VIVER DIREITO ­– Qual é a importância da mentoria e do coaching para advogados?

Prof. Wagner Osti – Um advogado com inteligência emocional apurada, consegue entender e se relacionar de forma racional com os próprios desafios e conflitos. Alguns ajustes finos de gestão emocional e comportamental, administração de tempo e prioridades, definição clara de objetivos são etapas simples de se cumprir com orientação profissional, mas aptas a alavancar seus resultados significativamente. Além disso, percebemos que muitos advogados necessitam ressignificar suas dores, tanto do passado quanto do atual momento, e crenças limitantes que geram obstáculos para o desenvolvimento do processo evolutivo profissional.

VIVER DIREITO ­– O que seria planejamento estratégico para advogados? Qual é a sua relevância?

Prof. Wagner Osti – Diante de muitas definições teóricas, optamos pelo entendimento de que o planejamento estratégico para advogados é o caminho escolhido para posicionar o jurídico interno ou o escritório de advocacia de forma competitiva no mercado de trabalho, garantindo sua continuidade a longo prazo.

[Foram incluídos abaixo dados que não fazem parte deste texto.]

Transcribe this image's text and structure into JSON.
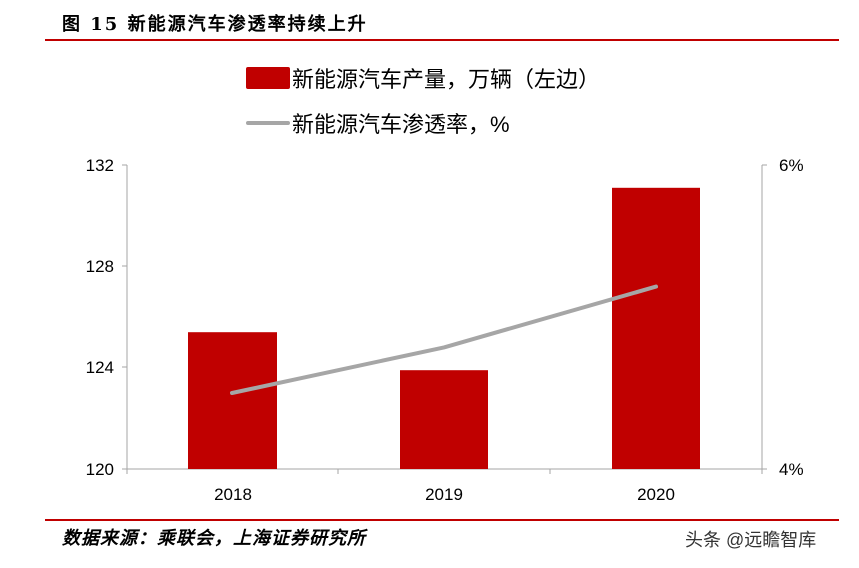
{
  "figure": {
    "title": "图 15 新能源汽车渗透率持续上升",
    "source": "数据来源：乘联会，上海证券研究所",
    "watermark": "头条 @远瞻智库"
  },
  "colors": {
    "bar": "#C00000",
    "line": "#A6A6A6",
    "rule": "#C00000",
    "axis": "#A6A6A6"
  },
  "legend": {
    "bar_label": "新能源汽车产量，万辆（左边）",
    "line_label": "新能源汽车渗透率，%"
  },
  "axes": {
    "left_ticks": [
      "132",
      "128",
      "124",
      "120"
    ],
    "right_ticks": [
      "6%",
      "4%"
    ],
    "x_ticks": [
      "2018",
      "2019",
      "2020"
    ]
  },
  "chart_data": {
    "type": "bar",
    "title": "新能源汽车渗透率持续上升",
    "categories": [
      "2018",
      "2019",
      "2020"
    ],
    "series": [
      {
        "name": "新能源汽车产量，万辆（左边）",
        "type": "bar",
        "axis": "left",
        "values": [
          125.4,
          123.9,
          131.1
        ]
      },
      {
        "name": "新能源汽车渗透率，%",
        "type": "line",
        "axis": "right",
        "values": [
          4.5,
          4.8,
          5.2
        ]
      }
    ],
    "xlabel": "",
    "ylabel": "",
    "ylim": [
      120,
      132
    ],
    "y_ticks": [
      120,
      124,
      128,
      132
    ],
    "y2lim": [
      4,
      6
    ],
    "y2_ticks": [
      "4%",
      "6%"
    ],
    "grid": false,
    "legend_position": "top"
  }
}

Definir uma estratégia na advocacia é importante porque ela funcionará como um guia. Ela mostra a posição atual e permite traçar a melhor trajetória para se che­gar a uma outra determinada posição. Através da estratégia, pode-se saber aonde queremos chegar e qual o caminho para alcançar esse lugar tão almejado. O planejamento estratégico, independentemente da área do conheci­mento, é uma atividade que nos auxilia na antecipação de problemas, de ma­neira que as ações sejam implementadas para atingir os objetivos previamente traçados, alinhados e comunicados a todos que trabalham ao nosso redor. In­felizmente, percebemos que, na prática, isso ainda é visto (pelos desavisados) como uma tarefa enfadonha, complexa, sem razão de ser, além de custosa.

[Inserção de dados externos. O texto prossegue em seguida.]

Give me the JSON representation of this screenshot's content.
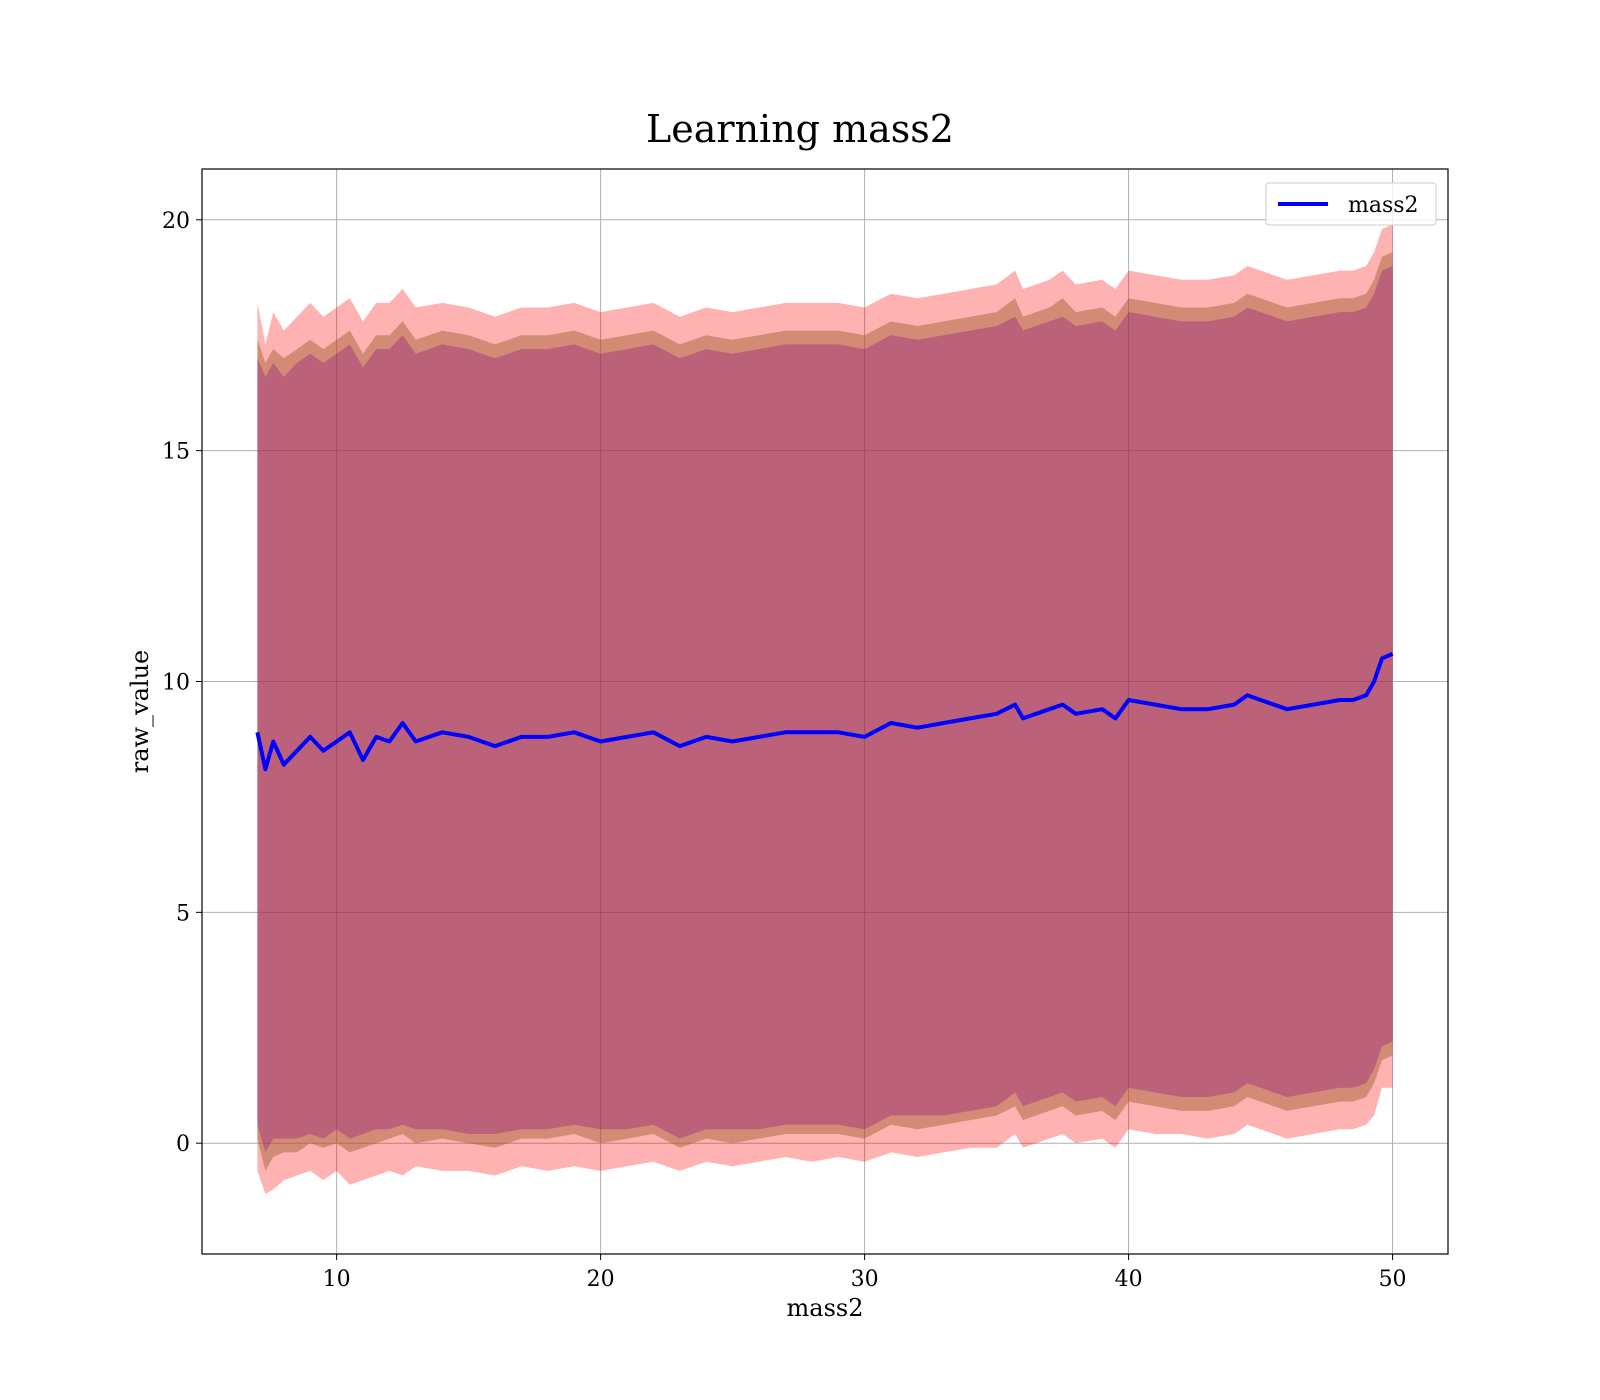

Por tudo que foi até aqui exposto, concluímos que os advogados que se capacitarem a pensar estrategicamente terão uma enorme vantagem competi­tiva em médio e longo prazo. Percebemos que, com a inclusão de um planeja­mento estratégico na rotina da sua banca de advogados ou no jurídico interno de empresas, todos (pessoas físicas e jurídicas) ganharão em sustentabilidade, longevidade, lucratividade e qualidade técnica.